Air Force bands like Dimensions in Blue perform at military bases and functions around the world, bringing a slice of home to men and women stationed abroad.
"We deploy a band overseas wherever they're most needed," Parker said. "With everything that's going on now, (our bands) are usually deployed to the Middle East. They build bridges in a way that no other public affairs unit can: with music. They're a very useful tool over there."
While the military bands don't march into battle like the drummers and fife players of the Revolutionary War, they tour over 30,000 miles and entertain more than a million people every year.
"The troops are always glad to get some rest and relaxation and a slice of home," Parker said. "It's great for them to blow off some steam."

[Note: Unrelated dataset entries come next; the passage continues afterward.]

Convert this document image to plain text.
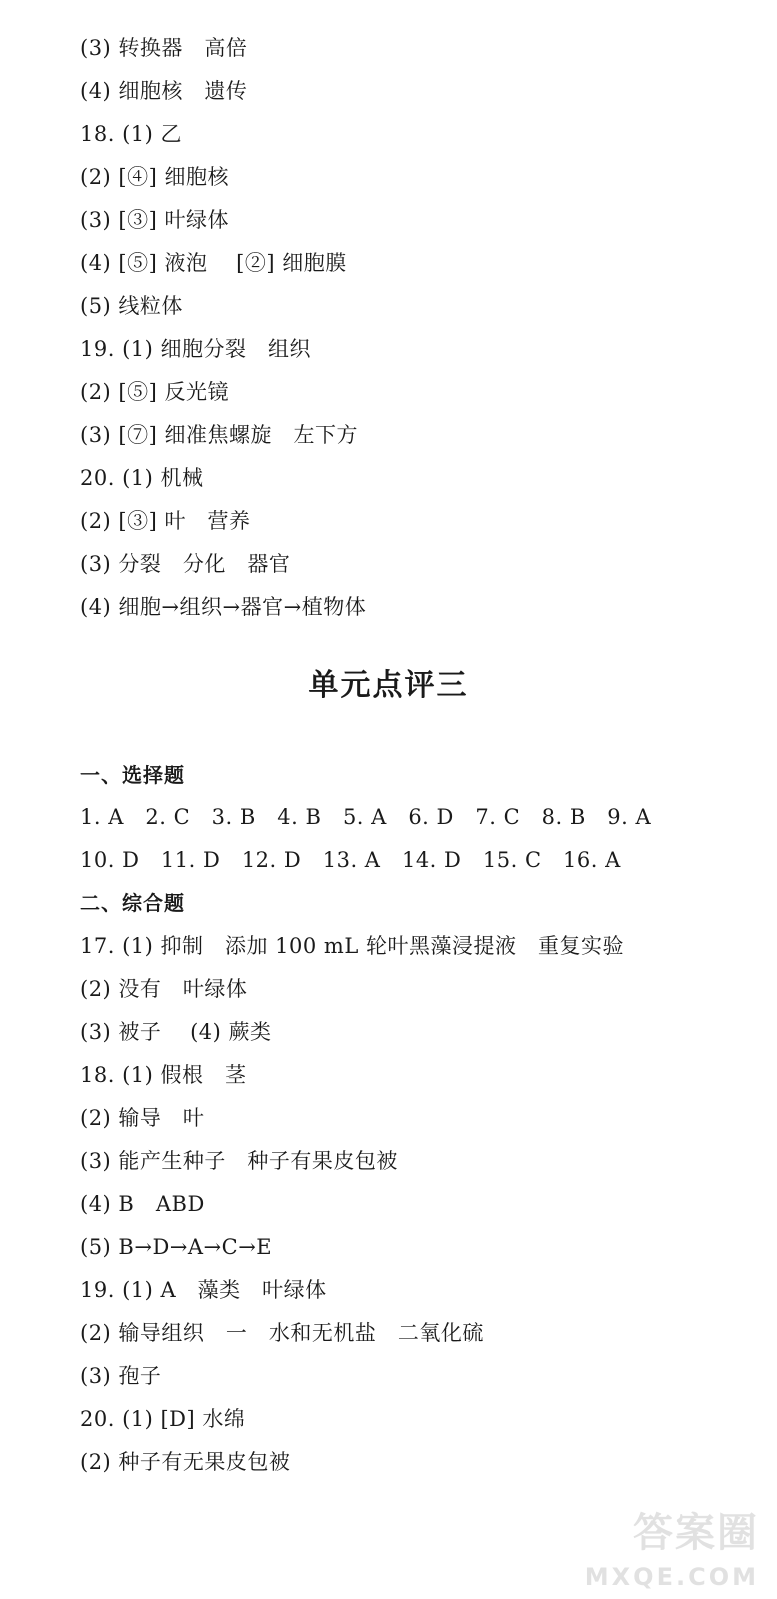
(3) 转换器　高倍
(4) 细胞核　遗传
18. (1) 乙
(2) [④] 细胞核
(3) [③] 叶绿体
(4) [⑤] 液泡　 [②] 细胞膜
(5) 线粒体
19. (1) 细胞分裂　组织
(2) [⑤] 反光镜
(3) [⑦] 细准焦螺旋　左下方
20. (1) 机械
(2) [③] 叶　营养
(3) 分裂　分化　器官
(4) 细胞→组织→器官→植物体
单元点评三
一、选择题
1. A　2. C　3. B　4. B　5. A　6. D　7. C　8. B　9. A
10. D　11. D　12. D　13. A　14. D　15. C　16. A
二、综合题
17. (1) 抑制　添加 100 mL 轮叶黑藻浸提液　重复实验
(2) 没有　叶绿体
(3) 被子　 (4) 蕨类
18. (1) 假根　茎
(2) 输导　叶
(3) 能产生种子　种子有果皮包被
(4) B　ABD
(5) B→D→A→C→E
19. (1) A　藻类　叶绿体
(2) 输导组织　一　水和无机盐　二氧化硫
(3) 孢子
20. (1) [D] 水绵
(2) 种子有无果皮包被
答案圈
MXQE.COM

Though Parker said one of their primary missions for military bands is entertaining soldiers abroad, they also perform for the public. Like any other band, Dimensions in Blue has a tour manager and they have to book shows.
"For this tour in Oklahoma, we're working with the Oklahoma Jazz Hall of Fame and they booked all of the gigs for us around Oklahoma," Parker said.
Musically, Dimensions in Blue has kept the 1940s Glenn Miller Army Air Corps sound at the center of its musical focus. Drawing on 70 years of big band jazz heritage, the group performs in vintage "pinks and greens," as well as the modern "blues" of today's Air Force.
Their mission also includes telling the Air Force story and honoring local veterans and heroes.
"Most members of the public don't get to see what the hard working men and women of the Air Force do every day to protect this country," Parker said. "Our job is to tell that story. We're very motivated to get as many people to our performances as possible, because we will tell specific stories about people who have served and we highlight those people from the local community.
"It just reminds folks that no matter where you are, there could be someone who served this country standing right next to you on the street, or in line at the bank. You could be standing right next to somebody who made a huge sacrifice for this country."